A medio camino entre Europa y el mundo árabe, Pizzaballa podría representar una nueva visión del liderazgo papal: menos centrado en Roma y más enfocado en las periferias del catolicismo.

¿Y los latinoamericanos?
A pesar de que América Latina es la región con más católicos del mundo, las probabilidades de un nuevo PAPA latinoamericano parecen bajas.
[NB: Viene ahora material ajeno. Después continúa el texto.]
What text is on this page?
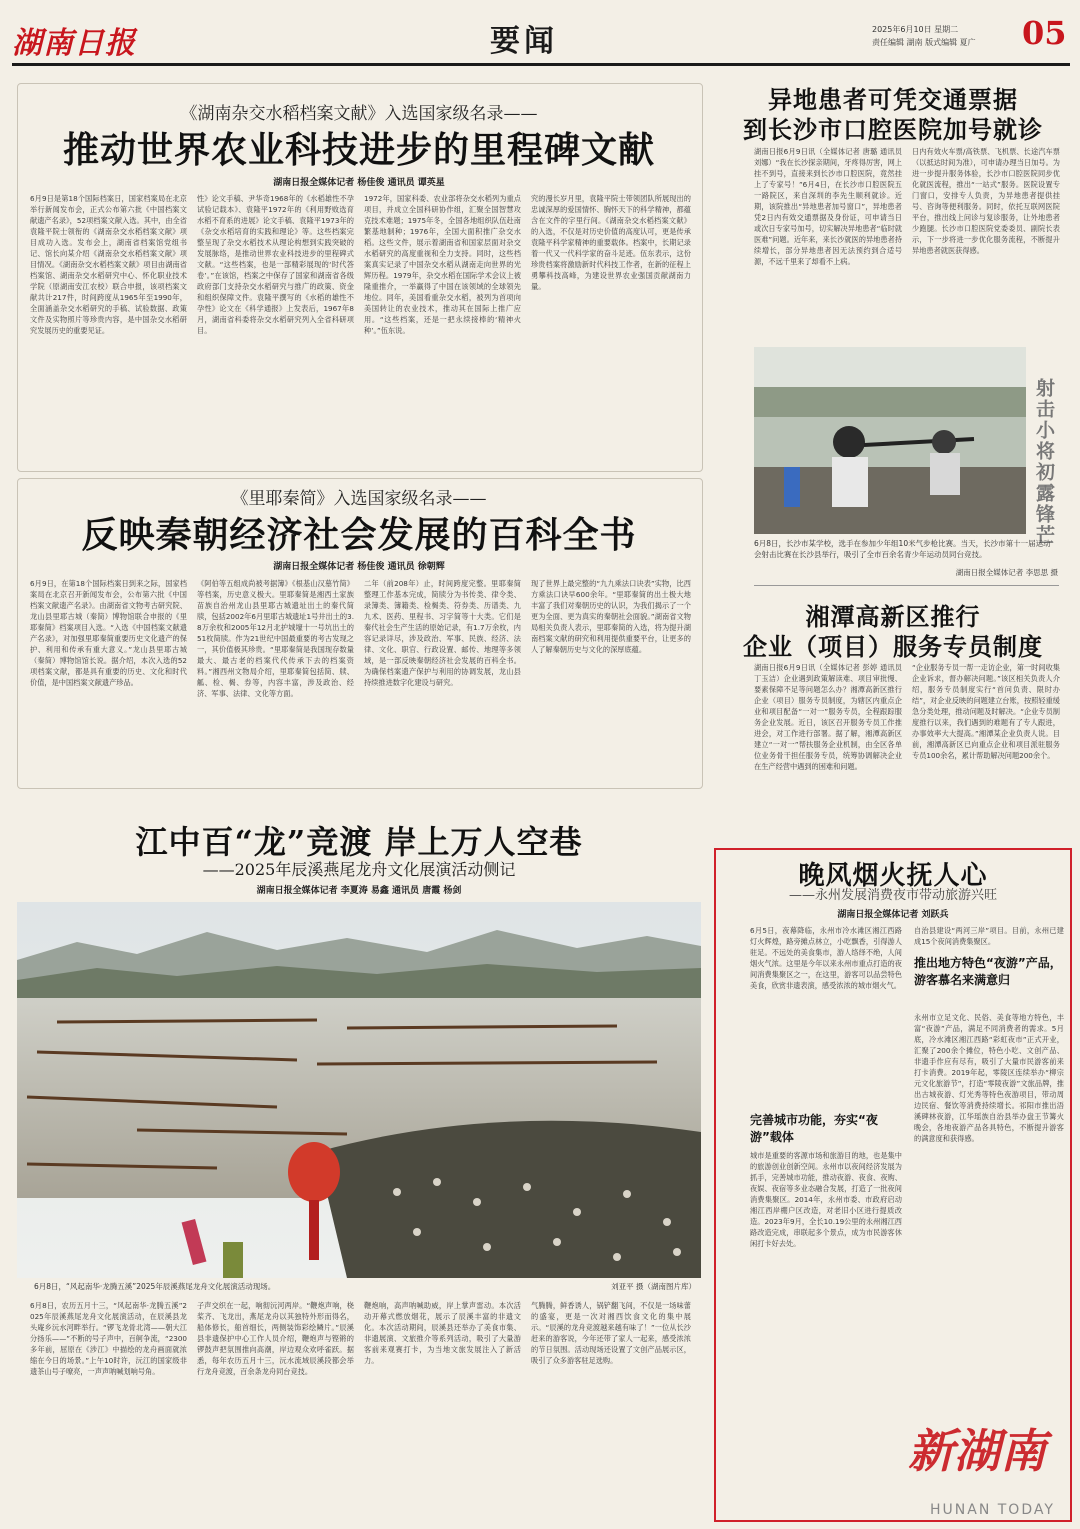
湖南日报	要闻	2025年6月10日 星期二
责任编辑 湖南 版式编辑 夏广 05
《湖南杂交水稻档案文献》入选国家级名录——
推动世界农业科技进步的里程碑文献
湖南日报全媒体记者 杨佳俊 通讯员 谭英星
6月9日是第18个国际档案日，国家档案局在北京举行新闻发布会，正式公布第六批《中国档案文献遗产名录》，52项档案文献入选。其中，由全省袁隆平院士领衔的《湖南杂交水稻档案文献》项目成功入选。发布会上，湖南省档案馆党组书记、馆长向某介绍《湖南杂交水稻档案文献》项目情况。《湖南杂交水稻档案文献》项目由湖南省档案馆、湖南杂交水稻研究中心、怀化职业技术学院（原湖南安江农校）联合申报，该项档案文献共计217件，时间跨度从1965年至1990年，全面涵盖杂交水稻研究的手稿、试验数据、政策文件及实物照片等珍贵内容，是中国杂交水稻研究发展历史的重要见证。
性》论文手稿、尹华奇1968年的《水稻雄性不孕试验记载本》、袁隆平1972年的《利用野败选育水稻不育系的进展》论文手稿、袁隆平1973年的《杂交水稻培育的实践和理论》等。这些档案完整呈现了杂交水稻技术从理论构想到实践突破的发展脉络，是推动世界农业科技进步的里程碑式文献。“这些档案，也是一部精彩展现的‘时代答卷’。”在该馆，档案之中保存了国家和湖南省各级政府部门支持杂交水稻研究与推广的政策、资金和组织保障文件。袁隆平撰写的《水稻的雄性不孕性》论文在《科学通报》上发表后，1967年8月，湖南省科委将杂交水稻研究列入全省科研项目。
1972年，国家科委、农业部将杂交水稻列为重点项目，并成立全国科研协作组，汇聚全国智慧攻克技术难题；1975年冬，全国各地组织队伍赴南繁基地制种；1976年，全国大面积推广杂交水稻。这些文件，展示着湖南省和国家层面对杂交水稻研究的高度重视和全力支持。同时，这些档案真实记录了中国杂交水稻从湖南走向世界的光辉历程。1979年，杂交水稻在国际学术会议上被隆重推介，一举赢得了中国在该领域的全球领先地位。同年，美国看重杂交水稻，被列为首项向美国转让的农业技术，推动其在国际上推广应用。“这些档案，还是一把永续接棒的‘精神火种’。”伍东说。
究的漫长岁月里，袁隆平院士带领团队所展现出的忠诚深厚的爱国情怀、胸怀天下的科学精神，都蕴含在文件的字里行间。《湖南杂交水稻档案文献》的入选，不仅是对历史价值的高度认可，更是传承袁隆平科学家精神的重要载体。档案中，长期记录着一代又一代科学家的奋斗足迹。伍东表示，这份珍贵档案将激励新时代科技工作者，在新的征程上勇攀科技高峰，为建设世界农业强国贡献湖南力量。
《里耶秦简》入选国家级名录——
反映秦朝经济社会发展的百科全书
湖南日报全媒体记者 杨佳俊 通讯员 徐朝辉
6月9日，在第18个国际档案日到来之际，国家档案局在北京召开新闻发布会，公布第六批《中国档案文献遗产名录》。由湖南省文物考古研究院、龙山县里耶古城（秦简）博物馆联合申报的《里耶秦简》档案项目入选。“入选《中国档案文献遗产名录》，对加强里耶秦简重要历史文化遗产的保护、利用和传承有重大意义。”龙山县里耶古城（秦简）博物馆馆长说。据介绍，本次入选的52项档案文献，都是具有重要的历史、文化和时代价值，是中国档案文献遗产珍品。
《阿伯等五组成尚被考据簿》《根基山汉墓竹简》等档案，历史意义极大。里耶秦简是湘西土家族苗族自治州龙山县里耶古城遗址出土的秦代简牍，包括2002年6月里耶古城遗址1号井出土的3.8万余枚和2005年12月北护城壕十一号坑出土的51枚简牍。作为21世纪中国最重要的考古发现之一，其价值极其珍贵。“里耶秦简是我国现存数量最大、最古老的档案代代传承下去的档案资料。”湘西州文物局介绍，里耶秦简包括简、牍、觚、检、楬、券等，内容丰富，涉及政治、经济、军事、法律、文化等方面。
二年（前208年）止，时间跨度完整。里耶秦简整理工作基本完成，简牍分为书传类、律令类、录簿类、簿籍类、检楬类、符券类、历谱类、九九术、医药、里程书、习字简等十大类。它们是秦代社会生产生活的原始记录，有1.7万余枚，内容记录详尽，涉及政治、军事、民族、经济、法律、文化、职官、行政设置、邮传、地理等多领域，是一部反映秦朝经济社会发展的百科全书。为确保档案遗产保护与利用的协调发展，龙山县持续推进数字化建设与研究。
现了世界上最完整的“九九乘法口诀表”实物，比西方乘法口诀早600余年。“里耶秦简的出土极大地丰富了我们对秦朝历史的认识，为我们揭示了一个更为全面、更为真实的秦朝社会面貌。”湖南省文物局相关负责人表示，里耶秦简的入选，将为提升湖南档案文献的研究和利用提供重要平台，让更多的人了解秦朝历史与文化的深厚底蕴。
江中百“龙”竞渡 岸上万人空巷
——2025年辰溪燕尾龙舟文化展演活动侧记
湖南日报全媒体记者 李夏涛 易鑫 通讯员 唐霞 杨剑
6月8日，“风起南华·龙腾五溪”2025年辰溪燕尾龙舟文化展演活动现场。	刘亚平 摄（湖南图片库）
6月8日，农历五月十三，“风起南华·龙腾五溪”2025年辰溪燕尾龙舟文化展演活动，在辰溪县龙头庵乡沅水河畔举行。“锣飞龙骨北湾——朝大江分扬乐——”不断的号子声中，百舸争流，“2300多年前，屈原在《涉江》中描绘的龙舟画面就浓缩在今日的场景。”上午10时许，沅江的国家级非遗茶山号子嘹亮，一声声呐喊划响号角。
子声交织在一起，响彻沅河两岸。“鞭炮声响，桡桨齐、飞龙出，燕尾龙舟以其独特外形而得名，船体修长，船首细长，两侧装饰彩绘鳞片。”辰溪县非遗保护中心工作人员介绍，鞭炮声与铿锵的锣鼓声把氛围推向高潮，岸边观众欢呼雀跃。据悉，每年农历五月十三，沅水流域辰溪段都会举行龙舟竞渡，百余条龙舟同台竞技。
鞭炮响，高声呐喊助威，岸上掌声雷动。本次活动开幕式燃放烟花，展示了辰溪丰富的非遗文化。本次活动期间，辰溪县还举办了美食市集、非遗展演、文旅推介等系列活动，吸引了大量游客前来观赛打卡，为当地文旅发展注入了新活力。
气腾腾，鲜香诱人，锅铲翻飞间，不仅是一场味蕾的盛宴，更是一次对湘西饮食文化的集中展示。“辰溪的龙舟竞渡越来越有味了！”一位从长沙赶来的游客说，今年还带了家人一起来，感受浓浓的节日氛围。活动现场还设置了文创产品展示区，吸引了众多游客驻足选购。
异地患者可凭交通票据
到长沙市口腔医院加号就诊
湖南日报6月9日讯（全媒体记者 唐璐 通讯员 刘娜）“我在长沙探亲期间，牙疼得厉害，网上挂不到号，直接来到长沙市口腔医院，竟然挂上了专家号！”6月4日，在长沙市口腔医院五一路院区，来自深圳的李先生顺利就诊。近期，该院推出“异地患者加号窗口”，异地患者凭2日内有效交通票据及身份证，可申请当日或次日专家号加号，切实解决异地患者“临时就医难”问题。近年来，来长沙就医的异地患者持续增长，部分异地患者因无法预约到合适号源，不远千里来了却看不上病。
日内有效火车票/高铁票、飞机票、长途汽车票（以抵达时间为准），可申请办理当日加号。为进一步提升服务体验，长沙市口腔医院同步优化就医流程，推出“一站式”服务。医院设置专门窗口，安排专人负责，为异地患者提供挂号、咨询等便利服务。同时，依托互联网医院平台，推出线上问诊与复诊服务，让外地患者少跑腿。长沙市口腔医院党委委员、副院长表示，下一步将进一步优化服务流程，不断提升异地患者就医获得感。
射击小将初露锋芒
6月8日，长沙市某学校，选手在参加少年组10米气步枪比赛。当天，长沙市第十一届运动会射击比赛在长沙县举行，吸引了全市百余名青少年运动员同台竞技。
湖南日报全媒体记者 李思思 摄
湘潭高新区推行
企业（项目）服务专员制度
湖南日报6月9日讯（全媒体记者 彭婷 通讯员 丁玉洁）企业遇到政策解读难、项目审批慢、要素保障不足等问题怎么办？湘潭高新区推行企业（项目）服务专员制度，为辖区内重点企业和项目配备“一对一”服务专员，全程跟踪服务企业发展。近日，该区召开服务专员工作推进会，对工作进行部署。据了解，湘潭高新区建立“一对一”帮扶服务企业机制，由全区各单位业务骨干担任服务专员，统筹协调解决企业在生产经营中遇到的困难和问题。
“企业服务专员一帮一走访企业，第一时间收集企业诉求，督办解决问题。”该区相关负责人介绍，服务专员制度实行“首问负责、限时办结”，对企业反映的问题建立台账，按照轻重缓急分类处理，推动问题及时解决。“企业专员制度推行以来，我们遇到的难题有了专人跟进，办事效率大大提高。”湘潭某企业负责人说。目前，湘潭高新区已向重点企业和项目派驻服务专员100余名，累计帮助解决问题200余个。
晚风烟火抚人心
——永州发展消费夜市带动旅游兴旺
湖南日报全媒体记者 刘跃兵
6月5日，夜幕降临，永州市冷水滩区湘江西路灯火辉煌，路旁摊点林立，小吃飘香，引得游人驻足。不远处的美食集市，游人络绎不绝，人间烟火气浓。这里是今年以来永州市重点打造的夜间消费集聚区之一，在这里，游客可以品尝特色美食，欣赏非遗表演，感受浓浓的城市烟火气。
完善城市功能，夯实“夜游”载体
城市是重要的客源市场和旅游目的地，也是集中的旅游创业创新空间。永州市以夜间经济发展为抓手，完善城市功能，推动夜游、夜食、夜购、夜娱、夜宿等多业态融合发展，打造了一批夜间消费集聚区。2014年，永州市委、市政府启动湘江西岸棚户区改造，对老旧小区进行提质改造。2023年9月，全长10.19公里的永州湘江西路改造完成，串联起多个景点，成为市民游客休闲打卡好去处。
自治县建设“两河三岸”项目。目前，永州已建成15个夜间消费集聚区。
推出地方特色“夜游”产品，游客慕名来满意归
永州市立足文化、民俗、美食等地方特色，丰富“夜游”产品，满足不同消费者的需求。5月底，冷水滩区湘江西路“彩虹夜市”正式开业，汇聚了200余个摊位，特色小吃、文创产品、非遗手作应有尽有，吸引了大量市民游客前来打卡消费。2019年起，零陵区连续举办“柳宗元文化旅游节”，打造“零陵夜游”文旅品牌，推出古城夜游、灯光秀等特色夜游项目，带动周边民宿、餐饮等消费持续增长。祁阳市推出浯溪碑林夜游，江华瑶族自治县举办盘王节篝火晚会，各地夜游产品各具特色，不断提升游客的满意度和获得感。
新湖南
HUNAN TODAY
La figura de Francisco aún pesa demasiado y muchos cardenales podrían evitar repetir la apuesta por un pontífice de esta región.
Entre los argentinos con voto en el cónclave, destacan figuras como Ángel Sixto Rossi, Mario Aurelio Poli, Vicente Bokalic Iglic y Víctor Manuel Fernández, también conocido como “Tucho”. Este último es uno de los hombres más cercanos a Francisco, pero sus posturas progresistas han generado resistencia interna.
Fernández, actual prefecto del Dicasterio para la Doctrina de la Fe, representa el pensamiento más evolucionado del Papa saliente, pero su elección parece poco probable en este contexto.
Así será el proceso del cónclave
El proceso para elegir al nuevo Papa está cargado de simbolismo y ritual, pero también de estrategia. El cónclave se desarrollará en la Capilla Sixtina, donde los 138 cardenales electores –todos menores de 80 años– votarán en secreto hasta alcanzar una mayoría de dos tercios.
Durante estos días, los cardenales estarán completamente aislados del mundo exterior, sin teléfonos ni acceso a medios. Rezan, debaten, conspiran. El objetivo: llegar a un consenso que no solo sea político, sino también inspirado por lo que consideran la voluntad divina.
Cuando finalmente se logre una mayoría, el humo blanco saldrá por la chimenea del Vaticano y el mundo escuchará la tradicional frase: “Habemus Papam”. Y así comenzará una nueva etapa en la historia del catolicismo.
Una decisión que marcará el siglo XXI
El próximo Papa no solo deberá ser un líder espiritual, sino también un hábil gestor político y diplomático. Deberá enfrentarse a los retos del secularismo, la crisis de los abusos, el diálogo interreligioso y la necesidad urgente de renovación interna.
La pregunta que flota en el aire es una sola: ¿continuidad o cambio? Y aunque los nombres están sobre la mesa, solo el humo blanco nos dará la respuesta definitiva.